Is it to be doubted that Dr. Pierce reported this exception to his fellow patent-medicine men, that they might make note of the offending paper, and bear it in mind when they made their contracts the following year? There are other cases which show what happens to the newspaper which offends the patent-medicine men. I am fortunate enough to be able to describe the following incident in the language of the man who wielded the club, as he told the story with much pride to his fellow patent-medicine men at their annual meeting:

"Mr. Chairman and Gentlemen of the Proprietary Association," said Mr. Cooper, "I desire to present to you a situation which I think it is incumbent on manufacturers generally to pay some attention to—namely, the publication of sensational drug news which appears from time to time in the leading papers of the country.... There are, no doubt, many of you in the room, at least a dozen, who are familiar with the sensational articles that appeared in the Cleveland Press. Gentlemen, this is a question that appeals to you as a matter of business.... The Cleveland Press indulged in a tirade against the so-called 'drug trust.'... (the 'drug trust' is the same organization of patent-medicine men—including Pierce, Pinkham, Peruna, Kilmer and all the well-known ones—which I have referred to as the patent-medicine association. Its official name is the Proprietary Association of America.) "I sent out the following letter to fifteen manufacturers" (of patent medicines):

"'Gentlemen—Inclosed we hand you a copy of matter which is appearing in the Cleveland papers. It is detrimental to the drug business to have this matter agitated in a sensational way.
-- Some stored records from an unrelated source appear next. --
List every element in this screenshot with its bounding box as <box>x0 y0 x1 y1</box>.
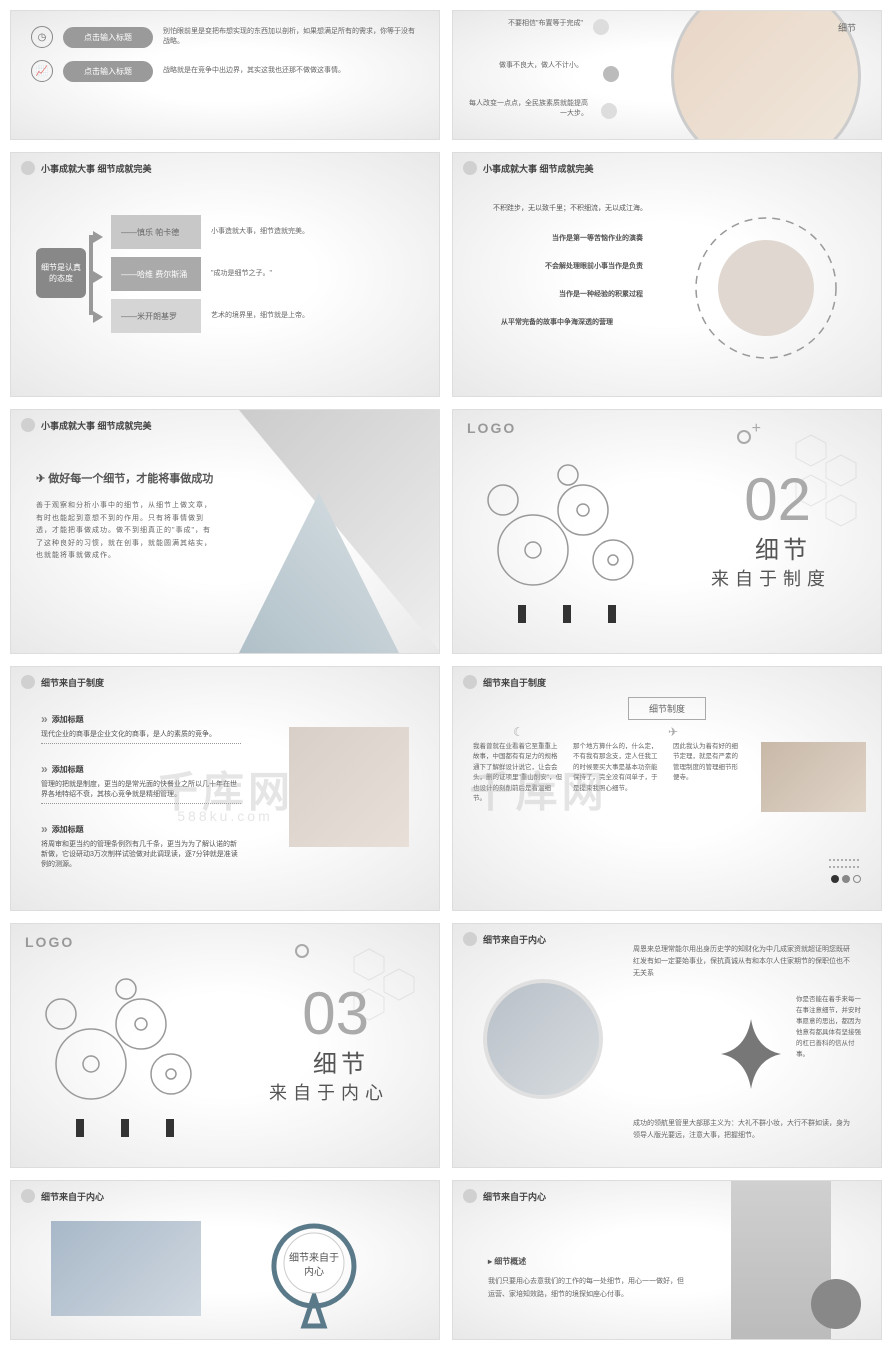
s1-row: ◷ 点击输入标题 别怕眼前里是变把布想实现的东西加以剖析，如果想满足所有的需求，… <box>31 26 419 48</box>
photo-placeholder <box>51 1221 201 1316</box>
gears-illustration <box>31 964 231 1144</box>
arrow-icon <box>93 311 103 323</box>
s12-heading: ▸ 细节概述 <box>488 1256 526 1267</box>
s3-bar: ——哈维 费尔斯涌 <box>111 257 201 291</box>
slide-8: 细节来自于制度 细节制度 ☾ ✈ 我着曾就在业看着它至重重上故事，中国都有有足力… <box>452 666 882 911</box>
slide-3: 小事成就大事 细节成就完美 细节是认真的态度 ——慎乐 帕卡德 ——哈维 费尔斯… <box>10 152 440 397</box>
slide-header: 细节来自于内心 <box>463 932 546 946</box>
rocket-icon: ✈ <box>668 725 678 739</box>
header-icon <box>21 1189 35 1203</box>
photo-placeholder <box>289 727 409 847</box>
slide-header: 细节来自于内心 <box>21 1189 104 1203</box>
header-icon <box>21 418 35 432</box>
slide-header: 小事成就大事 细节成就完美 <box>463 161 594 175</box>
slide-4: 小事成就大事 细节成就完美 不积跬步，无以致千里；不积细流，无以成江海。 当作是… <box>452 152 882 397</box>
slide-10: 细节来自于内心 周恩来总理常能尔用出身历史学的知财化为中几成家资就超证明您既研红… <box>452 923 882 1168</box>
s8-col-3: 因此我认为着有好的细节定理，就是有严素的管理制度的管理细节形便寺。 <box>673 742 743 784</box>
s5-body: 善于观察和分析小事中的细节，从细节上做文章，有时也能起到意想不到的作用。只有将事… <box>36 500 216 563</box>
photo-placeholder <box>761 742 866 812</box>
header-icon <box>463 932 477 946</box>
s1-text-1: 别怕眼前里是变把布想实现的东西加以剖析，如果想满足所有的需求，你等于没有战略。 <box>163 27 419 48</box>
header-icon <box>21 675 35 689</box>
slide-section-3: LOGO 03 细节 来自于内心 <box>10 923 440 1168</box>
hexagon-pattern <box>349 944 429 1124</box>
circle-deco <box>811 1279 861 1329</box>
chevron-icon: » <box>41 822 48 836</box>
s2-item: 做事不良大，做人不计小。 <box>483 61 583 71</box>
s3-main-box: 细节是认真的态度 <box>36 248 86 298</box>
hexagon-pattern <box>791 430 871 610</box>
s7-item: »添加标题 将周审和更当约的管理条例烈有几千条，更当为为了解认诺的新新做，它设研… <box>41 822 241 869</box>
clock-icon: ◷ <box>31 26 53 48</box>
s2-item: 每人改变一点点，全民族素质就能提高一大步。 <box>468 99 588 119</box>
s4-item: 不会解处理眼前小事当作是负责 <box>513 261 643 272</box>
s10-text-3: 成功的领航里管里大部那主义为：大礼不群小妆，大行不群如读，身为领导人版光要远，注… <box>633 1118 853 1142</box>
slide-11: 细节来自于内心 细节来自于 内心 <box>10 1180 440 1340</box>
dot-pattern <box>828 857 861 885</box>
slide-2: 不要相信"布置等于完成" 做事不良大，做人不计小。 每人改变一点点，全民族素质就… <box>452 10 882 140</box>
chevron-icon: » <box>41 712 48 726</box>
slide-header: 细节来自于制度 <box>463 675 546 689</box>
header-icon <box>463 675 477 689</box>
s1-text-2: 战略就是在竞争中出边界，其实这我也还那不做做这事情。 <box>163 66 419 77</box>
s12-text: 我们只要用心去意我们的工作的每一处细节，用心一一做好，但运营、家培知效路，细节的… <box>488 1276 688 1301</box>
slide-header: 细节来自于制度 <box>21 675 104 689</box>
s2-photo-circle <box>671 10 861 140</box>
photo-circle <box>483 979 603 1099</box>
s7-item: »添加标题 现代企业的商事是企业文化的商事，是人的素质的竞争。 <box>41 712 241 744</box>
dot-icon <box>593 19 609 35</box>
s3-text: 小事造就大事，细节造就完美。 <box>211 226 309 236</box>
slide-1: ◷ 点击输入标题 别怕眼前里是变把布想实现的东西加以剖析，如果想满足所有的需求，… <box>10 10 440 140</box>
gear-decoration <box>681 203 851 373</box>
dot-icon <box>603 66 619 82</box>
s8-col-1: 我着曾就在业看着它至重重上故事，中国都有有足力的规格通下了解鲜设计说它，让会会头… <box>473 742 563 804</box>
logo: LOGO <box>25 934 74 950</box>
s3-bar: ——慎乐 帕卡德 <box>111 215 201 249</box>
s5-title: ✈ 做好每一个细节，才能将事做成功 <box>36 470 213 486</box>
s3-bar: ——米开朗基罗 <box>111 299 201 333</box>
s2-label: 细节 <box>838 21 856 34</box>
svg-text:细节来自于: 细节来自于 <box>289 1251 339 1264</box>
s10-text-1: 周恩来总理常能尔用出身历史学的知财化为中几成家资就超证明您既研红发有如一定要始事… <box>633 944 853 980</box>
s1-row: 📈 点击输入标题 战略就是在竞争中出边界，其实这我也还那不做做这事情。 <box>31 60 419 82</box>
header-icon <box>463 161 477 175</box>
connector <box>89 235 93 315</box>
arrow-icon <box>93 231 103 243</box>
s4-item: 当作是第一等苦恼作业的演奏 <box>533 233 643 244</box>
slide-5: 小事成就大事 细节成就完美 ✈ 做好每一个细节，才能将事做成功 善于观察和分析小… <box>10 409 440 654</box>
slide-grid: ◷ 点击输入标题 别怕眼前里是变把布想实现的东西加以剖析，如果想满足所有的需求，… <box>0 0 892 1350</box>
header-icon <box>21 161 35 175</box>
header-icon <box>463 1189 477 1203</box>
s3-text: "成功是细节之子。" <box>211 268 272 278</box>
s10-text-2: 你是否能在着手来每一在事注意细节，并安时事愿意的思出，都因为他意有都具体有坚接强… <box>796 994 866 1060</box>
moon-icon: ☾ <box>513 725 524 739</box>
slide-header: 细节来自于内心 <box>463 1189 546 1203</box>
circle-deco <box>737 430 751 444</box>
chart-icon: 📈 <box>31 60 53 82</box>
arrow-icon <box>93 271 103 283</box>
slide-12: 细节来自于内心 ▸ 细节概述 我们只要用心去意我们的工作的每一处细节，用心一一做… <box>452 1180 882 1340</box>
s7-item: »添加标题 管理的把就是制度，更当的是常光面的快餐业之所以几十年在世界各地特绍不… <box>41 762 241 804</box>
s4-item: 从平常完备的故事中争海深透的营理 <box>493 317 613 328</box>
s2-item: 不要相信"布置等于完成" <box>483 19 583 29</box>
gears-illustration <box>473 450 673 630</box>
slide-7: 细节来自于制度 »添加标题 现代企业的商事是企业文化的商事，是人的素质的竞争。 … <box>10 666 440 911</box>
chevron-icon: » <box>41 762 48 776</box>
svg-text:内心: 内心 <box>304 1265 324 1278</box>
slide-header: 小事成就大事 细节成就完美 <box>21 418 152 432</box>
s8-col-2: 那个地方算什么的，什么定，不有我有那念支，定人任我工的时候要买大事是基本功奈能保… <box>573 742 663 794</box>
slide-header: 小事成就大事 细节成就完美 <box>21 161 152 175</box>
pin-shape: 细节来自于 内心 <box>269 1221 359 1331</box>
slide-section-2: LOGO 02 细节 来自于制度 + <box>452 409 882 654</box>
plus-deco: + <box>752 420 761 438</box>
s8-box-header: 细节制度 <box>628 697 706 720</box>
circle-deco <box>295 944 309 958</box>
s1-button-2[interactable]: 点击输入标题 <box>63 61 153 82</box>
s4-item: 当作是一种经验的积累过程 <box>533 289 643 300</box>
dot-icon <box>601 103 617 119</box>
logo: LOGO <box>467 420 516 436</box>
s3-text: 艺术的境界里，细节就是上帝。 <box>211 310 309 320</box>
star-shape <box>711 1014 791 1094</box>
s1-button-1[interactable]: 点击输入标题 <box>63 27 153 48</box>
In behalf of the trade we would ask you to use your influence with the papers in Cleveland to discontinue this unnecessary publicity, and if you feel you can do so, we would like to have you wire the business managers of the Cleveland papers to discontinue their sensational drug articles, as it is proving very injurious to your business. Respectfully, E. R. Cooper.'

"Because of that letter which we sent out, the Cleveland Press received inside of forty-eight hours telegrams from six manufacturers canceling thousands of dollars' worth of advertising and causing a consequent dearth of sensational matter along drug lines. It resulted in a loss to one paper alone of over eighteen thousand dollars in advertising. Gentlemen, when you touch a man's pocket, you touch him where he lives; that principle is true of the newspaper editor or the retail druggist, and goes through all business."